The Notch signaling pathway is critically involved in the proliferation and differentiation of T cells, key players in the pathogenesis of the inflammatory diseases. It was reported that Notch signaling can induce the differentiation of T helper 17 (Th17) cells and promote the expansion of interleukin-17 (IL-17). gamma-Secretase inhibitors (DAPT) have been used to effectively block Notch signaling and directly regulate Th17 responses through a Notch signaling-dependent pathway.
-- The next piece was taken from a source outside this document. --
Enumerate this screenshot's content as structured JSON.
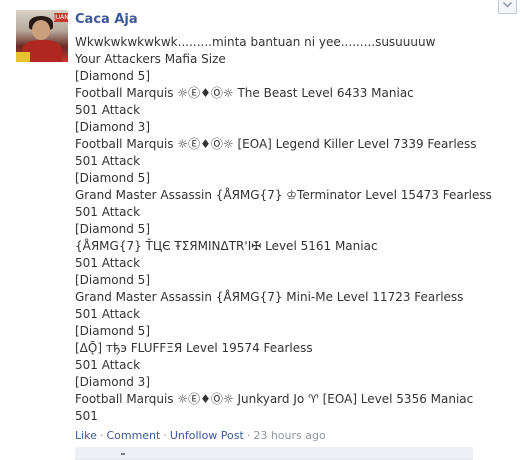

The aim of this study was to determine whether a gamma-secretase inhibitor (DAPT) inhibits the differentiation of Th17 cells in mice with paraquat (PQ)-induced acute lung injury (ALI). DAPT ameliorated the inflammatory reaction of PQ-induced ALI. DAPT also significantly regulated Th17 cell responses and reduced the levels of IL-17A. These results suggested that DAPT could inhibit the differentiation of Th17 cells in mice with PQ-induced ALI. Thus, DAPT plays critical role in attenuating PQ-induced ALI and should be considered as a potential therapeutic agent.